Physical examinations were conducted on all animals assigned to the study by a laboratory veterinarian beginning with Week 4 and then monthly thereafter. The physical examination included manual collection of heart rate and respiratory rate and a recording of rectal temperature. In addition, general appearance and attitude; skin and haircoat; musculoskeletal and extremities; oral cavity and teeth; eyes, ears, and nose; chest and thorax; and abdomen and urogenital area were assessed. Abrasion–tip of ears was recorded when an abrasion was noted at the tips or edges of the ears, and discoloration–tip of tail was recorded when slight hair loss and discoloration were noted. Scabbed area–tip of ears was noted when the abrasions began scabbing over. Individual body weights of study animals were recorded on Day 1 prior to exposure, once weekly thereafter, and on the day before and the day of scheduled necropsy.

Qualitative food consumption was recorded for all animals beginning on Day 1 and daily during the study period, except when fasting was required for scheduled necropsy or clinical pathology blood collection. Food was provided following exposure for overnight consumption, which was assessed the following morning.

Ophthalmic examinations were conducted by a laboratory veterinarian on all animals prior to selection/group assignment (pretest) and again within one week of the final treatment exposure (Week 26).

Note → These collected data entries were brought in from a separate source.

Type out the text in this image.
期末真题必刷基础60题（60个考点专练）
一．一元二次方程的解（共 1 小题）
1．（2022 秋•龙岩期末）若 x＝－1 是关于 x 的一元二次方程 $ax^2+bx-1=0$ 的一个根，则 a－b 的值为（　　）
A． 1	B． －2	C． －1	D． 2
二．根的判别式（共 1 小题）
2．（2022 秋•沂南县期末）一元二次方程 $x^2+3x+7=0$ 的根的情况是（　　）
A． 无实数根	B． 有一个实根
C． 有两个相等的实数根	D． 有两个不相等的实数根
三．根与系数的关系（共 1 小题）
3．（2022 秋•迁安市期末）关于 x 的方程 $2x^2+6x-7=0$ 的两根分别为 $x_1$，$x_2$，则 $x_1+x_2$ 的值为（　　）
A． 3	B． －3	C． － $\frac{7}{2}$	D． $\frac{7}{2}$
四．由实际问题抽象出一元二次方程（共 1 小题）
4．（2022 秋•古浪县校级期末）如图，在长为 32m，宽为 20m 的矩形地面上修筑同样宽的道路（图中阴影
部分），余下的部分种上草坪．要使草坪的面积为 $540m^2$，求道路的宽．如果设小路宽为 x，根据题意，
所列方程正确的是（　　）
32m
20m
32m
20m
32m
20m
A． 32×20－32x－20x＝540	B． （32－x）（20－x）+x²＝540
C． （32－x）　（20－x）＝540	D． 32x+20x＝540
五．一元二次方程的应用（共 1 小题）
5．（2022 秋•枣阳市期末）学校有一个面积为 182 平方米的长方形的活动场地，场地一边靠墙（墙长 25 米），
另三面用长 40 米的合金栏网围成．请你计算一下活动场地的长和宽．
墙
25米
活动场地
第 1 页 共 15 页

Electrocardiograms were obtained pre-study and were analyzed by the study physiologist for the presence of significant abnormalities that would exclude a dog from the study. Electrocardiograms were obtained during Week 12 and again during Week 26. Tracings of leads I, II, III, aVR, aVL, aVF, and V₁₀ were collected at a paper speed of 50 mm/second. Additionally, leads I, aVF, and V₁₀ were collected at a paper speed of 10 mm/second. Analysis included morphology of P, QRS, and T waves and measurement of RR, PR, QRS, and QT interval duration. Corrected QT interval durations were calculated using Fridericia’s Formula: QT_c = QT/(RR)^1/3.

Clinical Laboratory Tests

All dogs were fasted for at least twelve hours prior to scheduled blood sampling for hematology, serum chemistry, and coagulation determinations. Approximately 6 to 8 mL of blood was obtained from each animal from the cephalic or jugular vein pre-test, on Day 29, during Week 12, and prior to scheduled necropsy on Day 183. Urinalysis was performed in conjunction with the clinical laboratory tests except on Day 29, when no urine was collected. Dogs were fasted overnight for at least twelve hours for urine collection, which began the day prior to scheduled blood collection.

Toxicokinetics

On Day 1, Day 28, and during Weeks 13 and 26, whole-blood samples (3.0 mL) were collected at routine intervals after the completion of dosing. Toxicokinetic analysis of plasma concentration time data was performed using WinNonlin to determine relevant toxicokinetic parameters, including observed and fitted peak plasma concentrations (C_max) and time to peak plasma concentration (T_max), absorption and elimination rate constants, half-life, clearance, volume of distribution, and area-under-the-plasma concentration time curve (AUC_0-inf), and results were dose-normalized. The C_max data from each dog were evaluated using an appropriate compartmental model, and when the data were not sufficient to be modeled, then noncompartmental analysis was performed.

Necropsy

All dogs were fasted overnight for a minimum of twelve hours and then humanely euthanized on Day 183, the day following their final inhalation exposure, by the administration of a barbiturate overdose, followed by exsanguination. Body weights were recorded prior to the Day 183 necropsy. Necropsy was performed by a board-certified veterinary pathologist. Each necropsy included examination of the external surface of the body; all orifices; the cranial, thoracic, abdominal, and pelvic cavities and their contents; and collection of all tissues and all gross findings. Paired organs were weighed together, and absolute weight, organ-to-body weight ratios, and organ-to-brain weight ratios were reported.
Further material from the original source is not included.